El Pentágono tiene en marcha un proceso de licitación con empresas privadas para el mantenimiento y apoyo a las instalaciones norteamericanas en la base área de uso conjunto de Morón (Sevilla). Según las condiciones del contrato, la administración norteamericana busca quien le preste servicio en Morón con un horizonte de XXX años en compromiso, como hasta ahora, renovable.
El próximo 1 de mayo, la contrata para Morón entra en fase de Solicitud de Emisión. En el sistema de adquisiciones de la administración norteamericana, es el momento en que, tras un período de consultas con contratistas, el gobierno (en este caso el mando europeo de la US Air Force, en delegación para el Pentágono) publica formalmente la demanda del servicio.
El proceso se inició el 28 de enero pasado, obteniendo la confirmación en marzo. En la administración militar norteamericana, la contrata se clasifica con el código 561210, correspondiente a “Servicios de Apoyo a las Instalaciones”. En el lenguaje burocrático de la Fuerza Aérea americana, son los BOS, Base Operation Services.
Para ponerlo en marcha, los militares encargados del contrato han mantenido contactos con especialistas de la industria. La semana pasada, representantes de diversas empresas -dos por cada firma; los nombres de esas sociedades no trascienden- estuvieron visitando la base de Morón, confirman fuentes de la instalación militar.
En España, hasta 2035
Las condiciones de la licitación estadounidense para Morón se fijan en enero de 2028 como fecha límite para comenzar a operar con el nuevo contrato.
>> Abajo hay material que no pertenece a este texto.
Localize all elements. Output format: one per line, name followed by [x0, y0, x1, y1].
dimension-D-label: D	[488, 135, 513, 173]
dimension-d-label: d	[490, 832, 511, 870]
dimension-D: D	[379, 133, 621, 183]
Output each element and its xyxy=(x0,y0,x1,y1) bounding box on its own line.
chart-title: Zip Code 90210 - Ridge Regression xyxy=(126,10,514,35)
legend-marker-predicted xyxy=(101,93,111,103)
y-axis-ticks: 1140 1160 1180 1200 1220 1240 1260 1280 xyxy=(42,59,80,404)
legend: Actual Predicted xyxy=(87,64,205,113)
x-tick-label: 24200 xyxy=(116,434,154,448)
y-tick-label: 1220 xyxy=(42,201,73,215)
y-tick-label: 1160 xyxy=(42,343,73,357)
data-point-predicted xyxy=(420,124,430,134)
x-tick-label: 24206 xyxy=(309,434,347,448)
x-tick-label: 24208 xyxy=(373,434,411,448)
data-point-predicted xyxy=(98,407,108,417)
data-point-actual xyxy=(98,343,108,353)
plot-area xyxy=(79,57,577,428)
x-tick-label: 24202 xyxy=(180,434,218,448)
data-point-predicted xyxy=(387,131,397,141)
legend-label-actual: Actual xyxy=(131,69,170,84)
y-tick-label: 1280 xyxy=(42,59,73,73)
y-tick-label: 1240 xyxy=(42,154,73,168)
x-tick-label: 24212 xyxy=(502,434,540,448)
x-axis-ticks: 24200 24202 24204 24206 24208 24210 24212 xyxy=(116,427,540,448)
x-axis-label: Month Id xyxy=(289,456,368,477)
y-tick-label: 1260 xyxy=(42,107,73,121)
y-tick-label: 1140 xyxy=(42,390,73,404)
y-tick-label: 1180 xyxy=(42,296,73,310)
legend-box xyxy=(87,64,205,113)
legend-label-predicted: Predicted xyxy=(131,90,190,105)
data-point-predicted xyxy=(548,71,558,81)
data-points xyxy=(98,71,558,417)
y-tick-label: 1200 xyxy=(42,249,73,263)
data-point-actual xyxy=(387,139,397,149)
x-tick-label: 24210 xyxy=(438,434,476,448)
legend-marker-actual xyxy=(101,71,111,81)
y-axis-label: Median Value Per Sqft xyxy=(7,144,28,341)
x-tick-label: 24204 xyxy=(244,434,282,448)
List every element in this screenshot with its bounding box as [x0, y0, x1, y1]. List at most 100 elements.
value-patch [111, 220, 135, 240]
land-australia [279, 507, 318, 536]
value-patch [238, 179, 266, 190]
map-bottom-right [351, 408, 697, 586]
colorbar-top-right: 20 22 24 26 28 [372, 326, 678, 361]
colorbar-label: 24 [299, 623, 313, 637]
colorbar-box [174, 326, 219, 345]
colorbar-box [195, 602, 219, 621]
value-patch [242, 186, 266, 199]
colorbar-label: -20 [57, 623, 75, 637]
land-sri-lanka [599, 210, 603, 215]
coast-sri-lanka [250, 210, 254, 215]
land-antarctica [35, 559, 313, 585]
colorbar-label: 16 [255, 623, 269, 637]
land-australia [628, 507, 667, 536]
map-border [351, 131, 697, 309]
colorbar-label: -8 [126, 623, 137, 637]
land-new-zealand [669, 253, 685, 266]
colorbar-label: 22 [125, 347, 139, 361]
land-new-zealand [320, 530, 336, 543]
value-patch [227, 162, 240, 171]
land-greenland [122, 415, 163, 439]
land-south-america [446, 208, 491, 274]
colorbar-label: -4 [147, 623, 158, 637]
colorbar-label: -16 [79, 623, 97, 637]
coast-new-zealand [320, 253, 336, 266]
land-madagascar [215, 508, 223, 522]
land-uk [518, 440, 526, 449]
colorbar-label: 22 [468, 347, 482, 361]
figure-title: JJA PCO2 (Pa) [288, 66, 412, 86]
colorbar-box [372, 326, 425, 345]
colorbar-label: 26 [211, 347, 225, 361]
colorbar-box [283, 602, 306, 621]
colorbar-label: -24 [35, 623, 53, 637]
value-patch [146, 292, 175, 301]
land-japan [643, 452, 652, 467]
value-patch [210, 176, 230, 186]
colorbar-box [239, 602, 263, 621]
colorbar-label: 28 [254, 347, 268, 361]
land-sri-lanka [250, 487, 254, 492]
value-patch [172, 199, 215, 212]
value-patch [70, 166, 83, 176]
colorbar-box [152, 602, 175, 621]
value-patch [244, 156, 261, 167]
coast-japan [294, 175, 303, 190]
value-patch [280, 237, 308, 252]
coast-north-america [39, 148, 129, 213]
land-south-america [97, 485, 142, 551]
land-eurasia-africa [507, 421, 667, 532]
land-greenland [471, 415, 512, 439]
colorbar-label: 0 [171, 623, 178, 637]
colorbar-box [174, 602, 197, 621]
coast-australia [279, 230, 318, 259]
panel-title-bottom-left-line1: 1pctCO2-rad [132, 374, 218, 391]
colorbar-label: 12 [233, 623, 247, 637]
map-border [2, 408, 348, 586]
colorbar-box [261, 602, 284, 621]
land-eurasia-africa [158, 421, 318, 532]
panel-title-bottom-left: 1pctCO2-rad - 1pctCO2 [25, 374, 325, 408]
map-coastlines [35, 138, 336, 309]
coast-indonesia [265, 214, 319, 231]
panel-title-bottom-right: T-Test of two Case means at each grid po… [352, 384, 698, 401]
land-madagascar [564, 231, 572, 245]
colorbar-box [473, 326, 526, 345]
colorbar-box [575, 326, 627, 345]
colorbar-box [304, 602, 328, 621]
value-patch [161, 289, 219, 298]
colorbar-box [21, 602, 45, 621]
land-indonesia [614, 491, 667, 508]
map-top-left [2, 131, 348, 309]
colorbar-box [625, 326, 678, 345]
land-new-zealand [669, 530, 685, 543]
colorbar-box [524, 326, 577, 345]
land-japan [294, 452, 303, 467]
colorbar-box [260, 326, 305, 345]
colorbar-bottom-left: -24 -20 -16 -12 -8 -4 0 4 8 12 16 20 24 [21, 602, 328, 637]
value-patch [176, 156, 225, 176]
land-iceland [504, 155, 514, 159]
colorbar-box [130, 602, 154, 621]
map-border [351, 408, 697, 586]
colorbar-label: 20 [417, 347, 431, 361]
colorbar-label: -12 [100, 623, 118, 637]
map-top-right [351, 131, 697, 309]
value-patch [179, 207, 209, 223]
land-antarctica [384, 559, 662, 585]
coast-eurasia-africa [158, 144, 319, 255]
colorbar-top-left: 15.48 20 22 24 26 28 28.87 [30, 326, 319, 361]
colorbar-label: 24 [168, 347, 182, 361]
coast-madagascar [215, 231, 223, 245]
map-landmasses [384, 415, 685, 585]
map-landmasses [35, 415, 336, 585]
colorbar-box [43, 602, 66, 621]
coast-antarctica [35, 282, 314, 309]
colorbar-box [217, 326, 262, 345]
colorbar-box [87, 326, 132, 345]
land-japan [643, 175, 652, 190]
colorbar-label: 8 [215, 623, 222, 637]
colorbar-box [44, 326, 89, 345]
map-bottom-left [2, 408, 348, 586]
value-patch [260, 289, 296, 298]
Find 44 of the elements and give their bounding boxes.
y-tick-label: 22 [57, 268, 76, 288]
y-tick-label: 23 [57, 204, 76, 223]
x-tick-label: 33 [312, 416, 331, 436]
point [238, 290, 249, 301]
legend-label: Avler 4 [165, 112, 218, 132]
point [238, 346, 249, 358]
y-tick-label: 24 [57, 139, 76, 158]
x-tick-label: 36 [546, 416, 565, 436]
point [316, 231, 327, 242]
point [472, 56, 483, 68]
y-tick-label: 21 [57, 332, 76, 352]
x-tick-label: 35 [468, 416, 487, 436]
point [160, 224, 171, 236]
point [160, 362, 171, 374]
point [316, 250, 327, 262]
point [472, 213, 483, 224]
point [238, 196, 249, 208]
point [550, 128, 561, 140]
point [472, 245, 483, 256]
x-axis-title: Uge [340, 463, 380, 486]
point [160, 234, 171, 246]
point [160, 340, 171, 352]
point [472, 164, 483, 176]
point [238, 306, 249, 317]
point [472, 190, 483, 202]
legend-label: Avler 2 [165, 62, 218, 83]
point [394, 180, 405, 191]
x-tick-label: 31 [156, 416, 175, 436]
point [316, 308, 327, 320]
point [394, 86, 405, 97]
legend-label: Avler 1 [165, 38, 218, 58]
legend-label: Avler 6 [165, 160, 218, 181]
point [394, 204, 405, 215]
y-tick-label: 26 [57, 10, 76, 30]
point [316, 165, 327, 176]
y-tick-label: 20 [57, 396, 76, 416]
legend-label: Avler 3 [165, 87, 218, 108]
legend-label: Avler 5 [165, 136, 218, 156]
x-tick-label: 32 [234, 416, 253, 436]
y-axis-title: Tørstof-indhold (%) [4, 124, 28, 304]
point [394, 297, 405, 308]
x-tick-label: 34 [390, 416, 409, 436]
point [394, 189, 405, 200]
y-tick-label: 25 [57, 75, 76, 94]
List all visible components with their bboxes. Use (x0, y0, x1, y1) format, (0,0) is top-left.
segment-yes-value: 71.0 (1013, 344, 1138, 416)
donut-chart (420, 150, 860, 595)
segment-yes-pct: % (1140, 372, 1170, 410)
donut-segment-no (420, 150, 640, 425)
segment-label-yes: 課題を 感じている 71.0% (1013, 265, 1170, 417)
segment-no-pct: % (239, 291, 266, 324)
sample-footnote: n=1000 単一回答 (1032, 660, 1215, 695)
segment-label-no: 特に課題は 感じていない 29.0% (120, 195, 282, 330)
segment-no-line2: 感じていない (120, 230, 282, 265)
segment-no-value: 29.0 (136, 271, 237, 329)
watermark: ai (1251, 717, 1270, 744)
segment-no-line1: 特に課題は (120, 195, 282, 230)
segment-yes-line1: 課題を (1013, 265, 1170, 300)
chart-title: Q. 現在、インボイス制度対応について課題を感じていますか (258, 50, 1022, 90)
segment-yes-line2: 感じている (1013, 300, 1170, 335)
Esa licitación, para el caso de España, se plantea con una duración mínima de tres años y máxima de siete. Para el caso de Turquía, el Pentágono se plantea un máximo de 5 años de duración, dados “los riesgos económicos asociados a la volatilidad laboral y monetaria” en el país.
Como en el caso que recientemente ha trascendido de la búsqueda de licitador para el mantenimiento de los destructores estadounidenses en los muelles de Rota, esta contrata de Morón que tiene en marcha el Departamento de Defensa norteamericano -llamado “de Guerra” por la administración Trump- no refrenda las amenazas deslizadas por el presidente estadounidense sobre sacar de España -y otros países europeos- la presencia militar aliada norteamericana.
La renovación del estadounidense contrato de soporte para instalaciones de la base aérea de Morón de la Frontera trae una primera novedad sustantiva: por primera vez, la licitación no es conjunta con otra que tiene el mismo objetivo para la base aérea turca de Incirlik (a la que, por cierto, España está aportando protección con lanzadores Patriot por petición de la OTAN).
Las fuentes conocedoras del contrato consultadas por este diario no le dan ningún significado a esta decisión de dividir los contratos. El Pentágono explica en el preámbulo de la licitación que, tras explorar el mercado, podría resultarle más favorable negociar dos contratos en cada extremo del Mediterráneo que uno solo para trabajos en las dos bases.
Heredar los trabajadores
En el caso de Turquía, el Pentágono ha decidido sacar del BOS que proporciona a la US Air Force las labores de limpieza, comedor, jardinería y paisajismo o el mantenimiento de un campo de golf en el interior del recinto, todo ello contratable ya directamente con empresas locales de suministros y servicios.
Para el caso español, las condiciones de la contrata establecidas que el nuevo contratista ha de asumir “inicialmente” la plantilla de trabajadores españoles que deja el anterior. Desde 2010, la plantilla española viene sufriendo EREs: mientras salen trabajadores locales, entran nuevos contratados norteamericanos.
Actualmente, algo más de 30 trabajadores españoles -llegaron a ser 240- quedan prestando servicio en pista para la actual contratista, la firma tejana KBR, una escisión del contratista militar Halliburton, de la que ha sido socia y directiva la teniente general reitrada de la US Air Force Wendy Masiello.
Otros 600 civiles contratados en la base de Morón trabajan para el Ministerio de Defensa. La treintena de empleados de KBR están renegociando su convenio colectivo, del que tradicionalmente es parte central que cada nuevo contratista que elige el Pentágono ha de subrogar los contratos de la plantilla anterior. Además, el convenio incluye un plan de pensiones para los trabajadores y bonificaciones por veteranía en el puesto de trabajo.